Le narrateur rencontre une jeune prostituée, Lisa, il s’est mis en tête de la sauver, il va devenir son ange gardien. C’est la troisième partie de ce roman, cette fois tout en romantisme déchirant, bien éloignée du discours imposé auparavant par le narrateur – et l’auteur. Puis vient l’une des figures tutélaires des personnages de DOSTOÏEVSKI, l’homme paradoxal.

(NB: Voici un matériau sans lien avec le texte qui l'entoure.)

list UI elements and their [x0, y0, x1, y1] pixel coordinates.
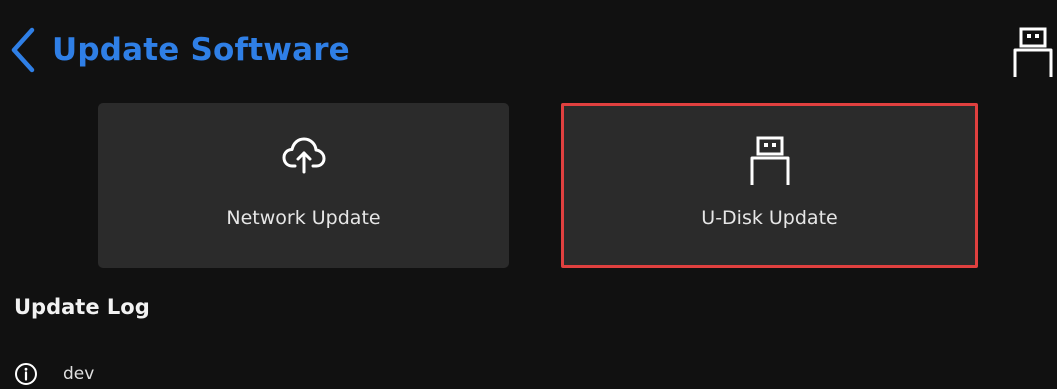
top-bar: Update Software: [0, 0, 1057, 96]
u-disk-update-label: U-Disk Update: [701, 207, 838, 229]
chevron-left-icon: [11, 27, 35, 73]
cloud-upload-icon: [282, 137, 325, 174]
u-disk-update-button[interactable]: U-Disk Update: [561, 103, 978, 268]
network-update-label: Network Update: [226, 207, 381, 229]
update-software-screen: Update Software Network Update U-Disk Up…: [0, 0, 1057, 389]
usb-drive-icon: [1013, 27, 1053, 77]
back-button[interactable]: Update Software: [8, 24, 350, 76]
update-log-title: Update Log: [14, 295, 150, 319]
page-title: Update Software: [52, 32, 350, 68]
usb-drive-icon: [750, 136, 789, 185]
log-entry-text: dev: [63, 364, 95, 384]
log-entry: dev: [14, 360, 94, 388]
info-icon: [15, 363, 37, 385]
network-update-button[interactable]: Network Update: [98, 103, 509, 268]
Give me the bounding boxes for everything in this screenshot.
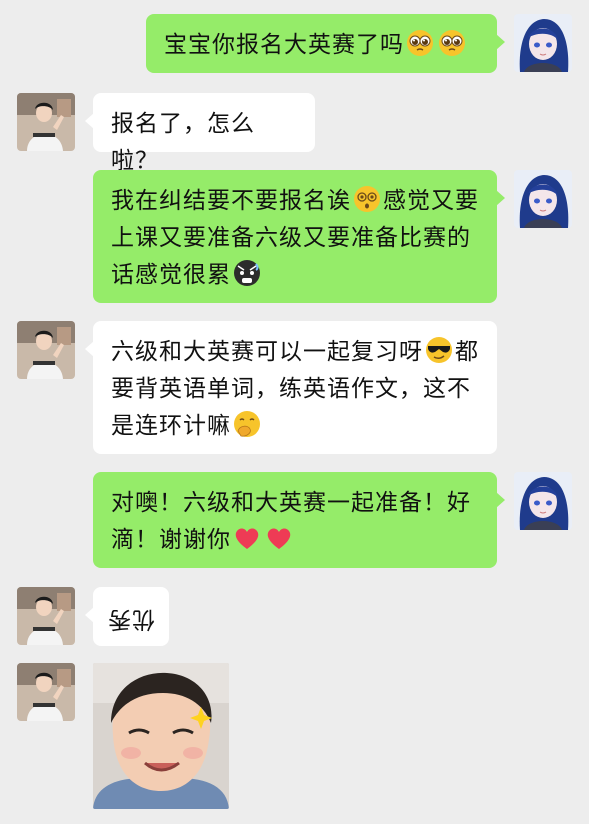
received-message-2[interactable]: 六级和大英赛可以一起复习呀 都要背英语单词，练英语作文，这不是连环计嘛 — [85, 321, 497, 454]
smiling-child-sticker[interactable] — [93, 663, 229, 809]
pleading-face-icon — [405, 28, 435, 58]
received-message-1[interactable]: 报名了，怎么啦？ — [85, 93, 315, 174]
pleading-face-icon — [437, 28, 467, 58]
message-text: 六级和大英赛可以一起复习呀 — [111, 339, 423, 365]
sunglasses-face-icon — [424, 335, 454, 365]
received-message-3[interactable]: 优秀 — [85, 587, 169, 646]
message-text: 宝宝你报名大英赛了吗 — [164, 32, 404, 58]
contact-avatar[interactable] — [17, 587, 75, 645]
red-heart-icon — [232, 523, 262, 553]
my-avatar[interactable] — [514, 14, 572, 72]
chat-thread: 宝宝你报名大英赛了吗 报名了，怎么啦？ 我在纠结要不要报名诶 感觉又要上课又要准… — [0, 0, 589, 824]
sent-message-3[interactable]: 对噢！六级和大英赛一起准备！好滴！谢谢你 — [93, 472, 505, 568]
tired-face-icon — [232, 258, 262, 288]
contact-avatar[interactable] — [17, 663, 75, 721]
message-text: 报名了，怎么啦？ — [111, 111, 255, 174]
dizzy-face-icon — [352, 184, 382, 214]
contact-avatar[interactable] — [17, 93, 75, 151]
sent-message-2[interactable]: 我在纠结要不要报名诶 感觉又要上课又要准备六级又要准备比赛的话感觉很累 — [93, 170, 505, 303]
my-avatar[interactable] — [514, 170, 572, 228]
red-heart-icon — [264, 523, 294, 553]
my-avatar[interactable] — [514, 472, 572, 530]
contact-avatar[interactable] — [17, 321, 75, 379]
hand-over-mouth-face-icon — [232, 409, 262, 439]
sent-message-1[interactable]: 宝宝你报名大英赛了吗 — [146, 14, 505, 73]
message-text: 我在纠结要不要报名诶 — [111, 188, 351, 214]
message-text-upside-down: 优秀 — [107, 606, 155, 632]
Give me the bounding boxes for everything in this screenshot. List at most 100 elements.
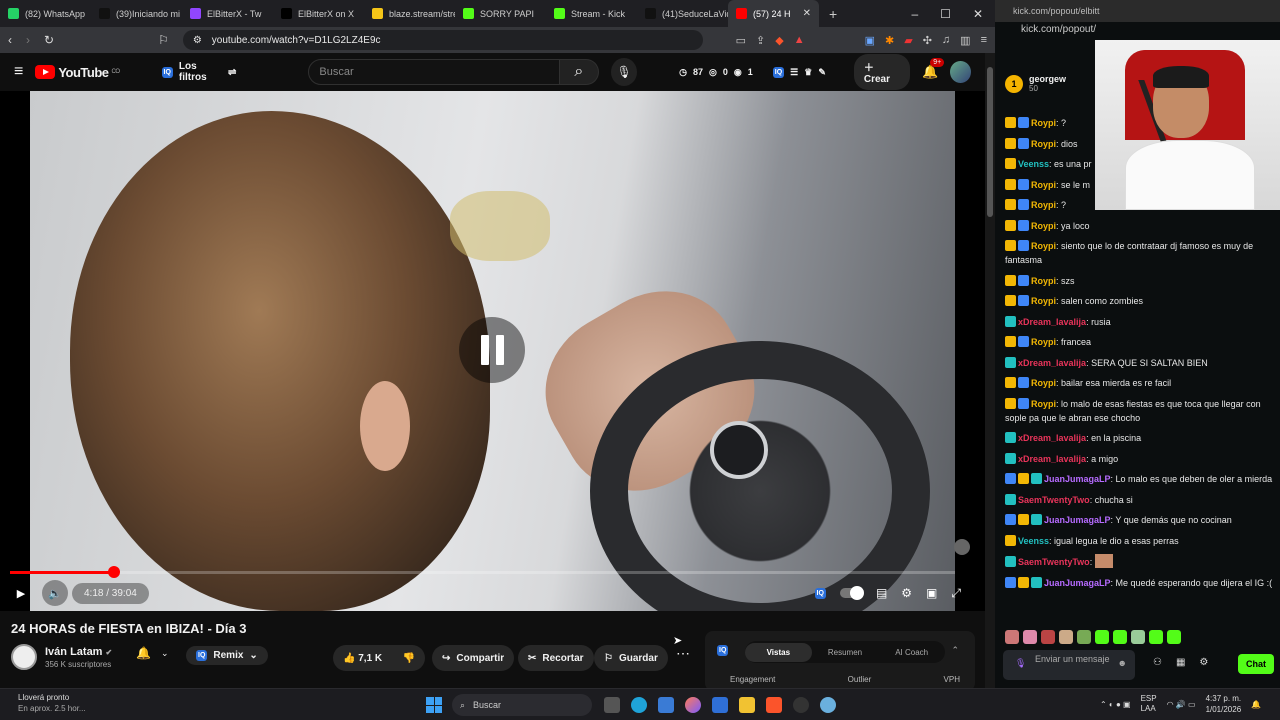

Dans « Les carnets du sous-sol », certains protagonistes de l’oeuvre future de DOSTOÏEVSKI semblent être présentés. On pourra voir les traits de futurs héros de « Crime et châtiment », « L’idiot » ou autre « Les démons » notamment. Le ton évolutif du récit devient contradictoire, décousu, restant malsain et étouffant, entre agressivité, désenchantement et rédemption recherchée, entre amour et haine, ce qui caractérisera d’ailleurs une bonne partie de l’œuvre du russe.
Ce roman est le premier de l’intégrale fictionnelle traduite par André MARKOWICZ, travail débuté en 1990 avec cette proposition aux éditions Actes sud, texte qui sera accepté mais à condition de ne pas être le premier proposé pour cette intégrale, car jugé par l’éditeur comme trop violent. MARKOWICZ proposera alors « Le joueur » et l’aventure longue de 10 ans sera amorcée.
« Les carnets du sous-sol » est une curiosité car en moins de 200 pages il balaie une bonne partie des sujets de référence de DOSTOÏEVSKI, il fait mal, il heurte, il brûle, il ne se laisse pas le temps de souffler, il attaque et contre-attaque tout à la fois, il ne peut pas être sous-estimé.
Ayant
à nombreuses reprises présenté l’œuvre de DOSTOÏEVSKI au risque d’ennuyer voire
d’excéder mon lectorat, je le libère aujourd’hui de mes interventions Dostoïevskiennes.